Salman Rushdie spoke in my small town last week. So many people expressed interest in hearing him speak that his talk was moved to a local basketball arena that holds some 3500 people. And from what I’ve heard (I was planning on going, too, but the crowd made it near-impossible), the place was packed.
So why the interest? What was the draw?
Rushdie had tacitly answered that question previously, but to draw from his own words, writing and publishing are the last line of defense against not only terror but violence in general. Violence, you see, frightens. And the first reaction a society has to fear is to relinquish portions of its freedoms in hopes of supplanting them with protection.
Violence is with us everywhere these days. Not only the terrorism that non-state actors produce, but criminal violence. Police violence against the populace. Violence of the bullying sort against minority groups, against gays and transgenders. Violence in the home: children shooting siblings and parents.

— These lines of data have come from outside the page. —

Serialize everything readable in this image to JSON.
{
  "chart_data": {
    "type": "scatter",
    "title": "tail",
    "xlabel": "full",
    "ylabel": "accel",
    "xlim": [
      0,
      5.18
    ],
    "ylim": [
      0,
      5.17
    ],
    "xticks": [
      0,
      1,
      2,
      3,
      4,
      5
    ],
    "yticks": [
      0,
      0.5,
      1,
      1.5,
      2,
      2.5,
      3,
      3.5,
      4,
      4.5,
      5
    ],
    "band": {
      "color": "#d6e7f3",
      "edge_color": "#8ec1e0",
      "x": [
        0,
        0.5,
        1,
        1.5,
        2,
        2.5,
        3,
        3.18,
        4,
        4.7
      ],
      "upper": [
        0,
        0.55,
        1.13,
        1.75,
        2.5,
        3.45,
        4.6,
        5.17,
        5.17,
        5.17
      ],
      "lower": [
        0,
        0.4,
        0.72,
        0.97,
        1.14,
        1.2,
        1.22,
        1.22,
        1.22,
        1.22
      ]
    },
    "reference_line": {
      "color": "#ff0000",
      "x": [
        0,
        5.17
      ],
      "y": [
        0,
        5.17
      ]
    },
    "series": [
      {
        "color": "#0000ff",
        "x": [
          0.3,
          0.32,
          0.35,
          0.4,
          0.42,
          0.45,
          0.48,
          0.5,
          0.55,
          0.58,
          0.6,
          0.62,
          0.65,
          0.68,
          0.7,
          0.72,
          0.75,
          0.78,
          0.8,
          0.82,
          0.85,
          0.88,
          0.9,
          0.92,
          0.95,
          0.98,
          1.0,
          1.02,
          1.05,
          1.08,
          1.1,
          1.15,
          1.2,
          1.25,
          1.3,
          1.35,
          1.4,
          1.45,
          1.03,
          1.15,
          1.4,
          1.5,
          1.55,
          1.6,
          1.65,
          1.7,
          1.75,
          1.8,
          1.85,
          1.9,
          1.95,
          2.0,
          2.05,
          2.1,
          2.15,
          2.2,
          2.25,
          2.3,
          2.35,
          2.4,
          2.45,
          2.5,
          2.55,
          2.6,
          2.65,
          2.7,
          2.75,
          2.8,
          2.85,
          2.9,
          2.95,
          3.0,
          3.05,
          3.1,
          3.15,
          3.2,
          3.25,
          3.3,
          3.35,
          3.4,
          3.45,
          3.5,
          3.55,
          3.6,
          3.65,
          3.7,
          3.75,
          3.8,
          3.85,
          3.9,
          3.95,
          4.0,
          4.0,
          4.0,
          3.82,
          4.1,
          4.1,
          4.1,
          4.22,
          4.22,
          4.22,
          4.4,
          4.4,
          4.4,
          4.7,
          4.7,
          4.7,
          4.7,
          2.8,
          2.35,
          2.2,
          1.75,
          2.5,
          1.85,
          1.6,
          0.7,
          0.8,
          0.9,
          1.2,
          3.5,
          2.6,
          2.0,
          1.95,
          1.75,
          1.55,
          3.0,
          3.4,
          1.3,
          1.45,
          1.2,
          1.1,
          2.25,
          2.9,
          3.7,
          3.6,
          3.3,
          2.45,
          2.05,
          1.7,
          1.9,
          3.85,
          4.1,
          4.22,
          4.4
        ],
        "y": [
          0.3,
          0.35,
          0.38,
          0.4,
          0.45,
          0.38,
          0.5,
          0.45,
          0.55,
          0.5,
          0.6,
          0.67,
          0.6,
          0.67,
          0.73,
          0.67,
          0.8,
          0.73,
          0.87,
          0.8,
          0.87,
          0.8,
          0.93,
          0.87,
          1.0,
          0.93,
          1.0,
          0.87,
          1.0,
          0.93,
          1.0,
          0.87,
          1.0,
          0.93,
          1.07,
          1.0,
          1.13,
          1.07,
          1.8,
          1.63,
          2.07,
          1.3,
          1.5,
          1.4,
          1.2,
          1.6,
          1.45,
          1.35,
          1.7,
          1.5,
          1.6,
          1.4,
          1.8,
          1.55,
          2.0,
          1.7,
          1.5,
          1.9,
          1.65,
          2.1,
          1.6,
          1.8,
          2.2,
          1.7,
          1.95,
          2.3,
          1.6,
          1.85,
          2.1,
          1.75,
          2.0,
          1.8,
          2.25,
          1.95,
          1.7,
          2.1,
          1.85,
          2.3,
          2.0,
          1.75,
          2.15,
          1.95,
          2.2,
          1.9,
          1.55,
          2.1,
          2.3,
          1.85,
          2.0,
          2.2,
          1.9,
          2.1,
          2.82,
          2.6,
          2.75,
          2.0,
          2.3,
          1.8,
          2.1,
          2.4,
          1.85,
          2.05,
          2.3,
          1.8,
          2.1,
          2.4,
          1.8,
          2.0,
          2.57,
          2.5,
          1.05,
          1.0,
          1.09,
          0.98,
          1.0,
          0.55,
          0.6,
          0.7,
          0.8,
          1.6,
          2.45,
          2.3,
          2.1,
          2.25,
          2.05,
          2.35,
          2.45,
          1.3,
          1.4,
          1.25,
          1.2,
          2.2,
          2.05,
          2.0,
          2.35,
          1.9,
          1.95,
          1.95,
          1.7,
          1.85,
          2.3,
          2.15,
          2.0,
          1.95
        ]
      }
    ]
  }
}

Men mistreating women. Even violence against animals, pets. And as sports such as soccer and football grow more violent, we share vicariously in the blood lust on one hand, and stand appalled at the human damage on the other.
And so, as Rushdie has said, we need writers. And we need them to challenge the urge to power that begets societal violence, from the most intimate domestic violence to the grossest, horrific displays of terrorism. Be brave, writers. Challenge such power. Bare it to your readers.
This, then, is the draw of such people as Rushdie. In the final analysis, people want brave and true challenges to the various strains of power that beget violence. So whether you write for a high school newsletter or novels of the highest order, we need such pronouncements from you. As Rushdie has put it:
“Literature may be weak because it has no real power in the world, but in a way it is the grandest narrative of all, in that it puts ourselves into question with fiction. We challenge ourselves and refuse to take the world as a given. We challenge all correctives of opinion, all appeasements, all fears. Literature is the unafraid form.”